April 16, 2013 in Business

Dish Network makes bid for Sprint

Satellite TV company touts greater synergy
Peter Svensson Associated Press
 
Associated Press photo

Dish Network satellite dishes are shown at an apartment complex in Palo Alto, Calif.
(Full-size photo)

NEW YORK – Dish Network Corp. is trying to snag U.S. wireless carrier Sprint Nextel away from a Japanese suitor, the latest sign that satellite dishes are losing their relevance in the age of cellphones that play everything from YouTube videos to live TV.

Dish offered $25.5 billion in cash and stock on Monday for Sprint, which Dish says beats an offer from Japan’s Softbank Corp.

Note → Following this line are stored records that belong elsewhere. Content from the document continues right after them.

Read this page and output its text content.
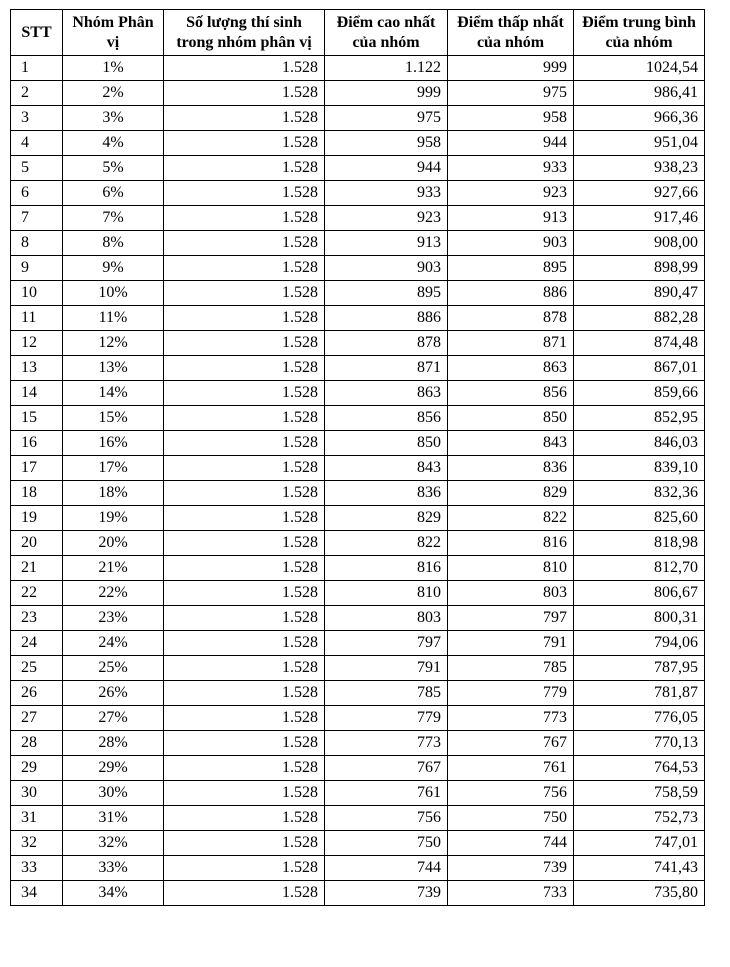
STT	Nhóm Phân vị	Số lượng thí sinh trong nhóm phân vị	Điểm cao nhất của nhóm	Điểm thấp nhất của nhóm	Điểm trung bình của nhóm
1	1%	1.528	1.122	999	1024,54
2	2%	1.528	999	975	986,41
3	3%	1.528	975	958	966,36
4	4%	1.528	958	944	951,04
5	5%	1.528	944	933	938,23
6	6%	1.528	933	923	927,66
7	7%	1.528	923	913	917,46
8	8%	1.528	913	903	908,00
9	9%	1.528	903	895	898,99
10	10%	1.528	895	886	890,47
11	11%	1.528	886	878	882,28
12	12%	1.528	878	871	874,48
13	13%	1.528	871	863	867,01
14	14%	1.528	863	856	859,66
15	15%	1.528	856	850	852,95
16	16%	1.528	850	843	846,03
17	17%	1.528	843	836	839,10
18	18%	1.528	836	829	832,36
19	19%	1.528	829	822	825,60
20	20%	1.528	822	816	818,98
21	21%	1.528	816	810	812,70
22	22%	1.528	810	803	806,67
23	23%	1.528	803	797	800,31
24	24%	1.528	797	791	794,06
25	25%	1.528	791	785	787,95
26	26%	1.528	785	779	781,87
27	27%	1.528	779	773	776,05
28	28%	1.528	773	767	770,13
29	29%	1.528	767	761	764,53
30	30%	1.528	761	756	758,59
31	31%	1.528	756	750	752,73
32	32%	1.528	750	744	747,01
33	33%	1.528	744	739	741,43
34	34%	1.528	739	733	735,80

If the Dish deal goes through, it would create a unique combination of pay-TV and wireless operator. Dish’s hope is that it would lure customers with the promise of a TV service that they can take with them out of the house, on their phones. It has already broken ranks with the pay-TV industry by providing a set-top box that can send recorded shows to iPads.

“You want to be in your home with video, broadband, and data, and voice, and you want to be outside your home with those same things,” said Charlie Ergen, Dish’s executive chairman. “And while the cable industry does a really good job in your home, and the current wireless industry does a really good job outside your home, there’s really no one company on a national scale that puts it all together. The new Dish-Sprint will do that.”

Sprint Nextel Corp.’s stock jumped on the news, as investors anticipated a bidding war between Dish and Softbank. Sprint had accepted the Softbank offer and was expecting to close on it this summer. Sprint, the country’s third-largest cellphone carrier, said it would evaluate Dish’s offer.

For years, Dish has been able to grow rapidly by luring cable TV subscribers with better deals. But its subscriber numbers have been flat for the past three years. Unlike TV cables, satellite dishes aren’t good conduits for Internet access. That means that Dish and larger rival DirecTV have been left behind in the rush to connect homes to broadband, while cable has been able to retain customers by offering TV, Internet and phone bundles.

Dish has 14.1 million TV subscribers, making it the No. 2 satellite-TV company after DirecTV. Sprint, based in Overland Park, Kan., has 55.6 million wireless devices on its network.